As with all wars, the war in Gaza is being measured by its dead. According to a UN report published three days ago, nearly 1800 Palestinians have died in this latest war on Gaza, 377 of them children (although by now, the numbers will already be a bit higher).
There are several campaigns and initiatives to humanize these latest victims of Israeli aggression, in an attempt to make sure that they are not just numbers to fall into the chasms of history but rather human beings with names and stories.
But we must also measure this war by its injured, lest we forget about Gaza when the bombing stops. The UN's Office for the Coordination of Humanitarian Affairs (OCHA) has also reported that nearly a third of the 9000 who have been injured are children.
Here we must be clear, these injuries are not scrapes and bruises. These are serious, life altering injuries, including amputations, the loss of eyes, and brain damage. And all in the name of Israel’s war against Hamas terrorists.
Just two days ago I visited St Joseph’s hospital in my neighborhood in East Jerusalem and I saw no terrorists. Instead I saw children with truly terrible injuries.
One, was a 14 year-old girl who was crying out in pain from a seriously infected leg. In Gaza, the hospital had put a cast on it but the soft tissue had become infected. The staff at St Joseph were trying to save her leg. We were subsequently told by the nurses that the girl’s mother had died in a bombing but she had not been told yet.
Many of the children had vacant hollow eyes, staring at the walls oblivious to their many East Jerusalemite visitors. Our visit with simple presents seemed futile, especially as most of them would be returning to Gaza after receiving the care that they needed. How could we hope to alleviate their suffering even for a moment when on the horizon is their return to an apocalyptic prison?
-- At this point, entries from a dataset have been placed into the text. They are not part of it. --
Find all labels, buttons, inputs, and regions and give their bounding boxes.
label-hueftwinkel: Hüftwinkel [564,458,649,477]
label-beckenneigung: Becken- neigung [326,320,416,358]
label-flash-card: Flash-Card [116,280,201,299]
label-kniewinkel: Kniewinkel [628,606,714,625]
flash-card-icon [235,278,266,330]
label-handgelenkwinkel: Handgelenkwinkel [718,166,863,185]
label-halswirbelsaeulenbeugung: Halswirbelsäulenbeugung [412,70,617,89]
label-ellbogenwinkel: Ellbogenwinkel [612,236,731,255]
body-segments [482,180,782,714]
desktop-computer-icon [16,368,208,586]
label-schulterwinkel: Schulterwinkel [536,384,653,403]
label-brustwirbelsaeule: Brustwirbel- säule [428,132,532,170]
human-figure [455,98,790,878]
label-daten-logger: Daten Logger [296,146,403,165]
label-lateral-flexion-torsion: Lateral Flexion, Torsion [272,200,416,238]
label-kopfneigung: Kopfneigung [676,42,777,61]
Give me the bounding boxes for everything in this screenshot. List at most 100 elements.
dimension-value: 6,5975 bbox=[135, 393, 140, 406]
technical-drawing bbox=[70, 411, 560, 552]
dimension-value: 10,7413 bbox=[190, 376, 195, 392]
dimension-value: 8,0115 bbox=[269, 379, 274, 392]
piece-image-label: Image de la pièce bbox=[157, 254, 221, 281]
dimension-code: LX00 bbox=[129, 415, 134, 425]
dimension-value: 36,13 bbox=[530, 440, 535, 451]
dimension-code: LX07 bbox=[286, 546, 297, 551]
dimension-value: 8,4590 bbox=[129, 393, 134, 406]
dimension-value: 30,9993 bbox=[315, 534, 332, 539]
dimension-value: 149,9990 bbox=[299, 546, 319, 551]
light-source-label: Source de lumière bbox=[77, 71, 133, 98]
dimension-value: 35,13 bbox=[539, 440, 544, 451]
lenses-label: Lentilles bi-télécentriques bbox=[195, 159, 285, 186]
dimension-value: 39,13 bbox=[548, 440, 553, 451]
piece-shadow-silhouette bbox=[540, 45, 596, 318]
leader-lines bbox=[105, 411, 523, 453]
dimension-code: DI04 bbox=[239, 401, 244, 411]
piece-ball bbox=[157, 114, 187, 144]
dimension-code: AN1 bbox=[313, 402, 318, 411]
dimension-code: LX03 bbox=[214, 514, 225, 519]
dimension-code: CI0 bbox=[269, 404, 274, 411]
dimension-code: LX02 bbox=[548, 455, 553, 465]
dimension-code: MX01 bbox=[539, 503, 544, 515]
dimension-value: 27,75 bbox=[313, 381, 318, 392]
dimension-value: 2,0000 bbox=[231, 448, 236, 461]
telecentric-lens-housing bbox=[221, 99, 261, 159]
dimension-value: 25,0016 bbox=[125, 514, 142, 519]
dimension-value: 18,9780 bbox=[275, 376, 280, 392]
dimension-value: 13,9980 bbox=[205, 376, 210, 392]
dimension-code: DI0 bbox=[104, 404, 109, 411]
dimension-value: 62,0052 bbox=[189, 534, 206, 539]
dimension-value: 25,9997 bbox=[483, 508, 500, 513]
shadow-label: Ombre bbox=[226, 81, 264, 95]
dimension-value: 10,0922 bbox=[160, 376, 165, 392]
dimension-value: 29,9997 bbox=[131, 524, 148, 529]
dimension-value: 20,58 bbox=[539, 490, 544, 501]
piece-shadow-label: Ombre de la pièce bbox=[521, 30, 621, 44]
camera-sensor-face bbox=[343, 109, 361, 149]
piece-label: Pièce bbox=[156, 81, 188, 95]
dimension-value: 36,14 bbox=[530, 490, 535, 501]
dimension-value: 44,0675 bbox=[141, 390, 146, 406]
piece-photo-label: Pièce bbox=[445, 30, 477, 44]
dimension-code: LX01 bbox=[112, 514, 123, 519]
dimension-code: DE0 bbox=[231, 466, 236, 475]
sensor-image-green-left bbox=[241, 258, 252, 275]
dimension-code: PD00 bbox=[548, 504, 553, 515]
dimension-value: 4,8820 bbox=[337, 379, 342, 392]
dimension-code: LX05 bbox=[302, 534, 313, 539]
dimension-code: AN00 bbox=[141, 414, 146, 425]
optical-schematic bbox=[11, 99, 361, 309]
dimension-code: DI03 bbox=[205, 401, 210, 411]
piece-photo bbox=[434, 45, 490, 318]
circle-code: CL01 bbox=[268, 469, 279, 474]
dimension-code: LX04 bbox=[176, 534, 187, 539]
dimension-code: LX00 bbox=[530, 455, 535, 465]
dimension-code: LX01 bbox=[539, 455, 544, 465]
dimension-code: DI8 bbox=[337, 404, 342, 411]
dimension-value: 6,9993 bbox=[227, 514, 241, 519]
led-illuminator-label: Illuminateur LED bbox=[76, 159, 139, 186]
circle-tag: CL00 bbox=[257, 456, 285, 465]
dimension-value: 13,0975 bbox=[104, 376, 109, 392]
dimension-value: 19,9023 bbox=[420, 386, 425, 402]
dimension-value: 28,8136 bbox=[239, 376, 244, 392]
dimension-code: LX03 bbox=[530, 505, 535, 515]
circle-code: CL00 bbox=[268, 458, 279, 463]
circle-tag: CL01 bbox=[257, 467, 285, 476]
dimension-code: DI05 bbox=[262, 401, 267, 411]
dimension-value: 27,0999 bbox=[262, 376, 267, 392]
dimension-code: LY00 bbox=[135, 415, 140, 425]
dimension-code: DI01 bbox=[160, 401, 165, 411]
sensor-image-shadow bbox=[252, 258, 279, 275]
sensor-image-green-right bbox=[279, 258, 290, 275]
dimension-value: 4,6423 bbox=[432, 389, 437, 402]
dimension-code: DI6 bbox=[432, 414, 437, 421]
Then there was Ahmed, a boy of 17 with seemingly paralyzed legs after being bombed on the doorstep of his house. I gave him a notebook and some pencils. He immediately began drawing something. I asked to see it, it was a heart with an arrow through it. He then folded the paper up several times and placed it under his pillow.
We talked to his mother, offering her what felt like empty words of solidarity. One of my companions said; “we’ve seen what you are going through on TV”. Ahmed looked up and said to us; “You’ve seen it on TV. We see it with our own eyes.”
An OCHA assessment is that 373,000 children are in serious need of physco-social support. Children like Ahmed who have seen their parents, siblings or cousins die before their very eyes. This trauma will no doubt last a lifetime.
So let us remember that the casualties of this war on Gaza are not just those who were brutally killed by Israeli Occupation Forces. They are also those who are left behind. Those who suffer from injuries that Gaza could barely cope with before and most certainly can’t now.
When this assault is over, their lives will remain impossibly difficult. They will need aid in the form of doctors, medical supplies and material to rebuild infrastructure. But most importantly they will need to be granted basic human rights if they are ever to recover. Rights that can only come with an end to the siege of Gaza and occupation of Palestine.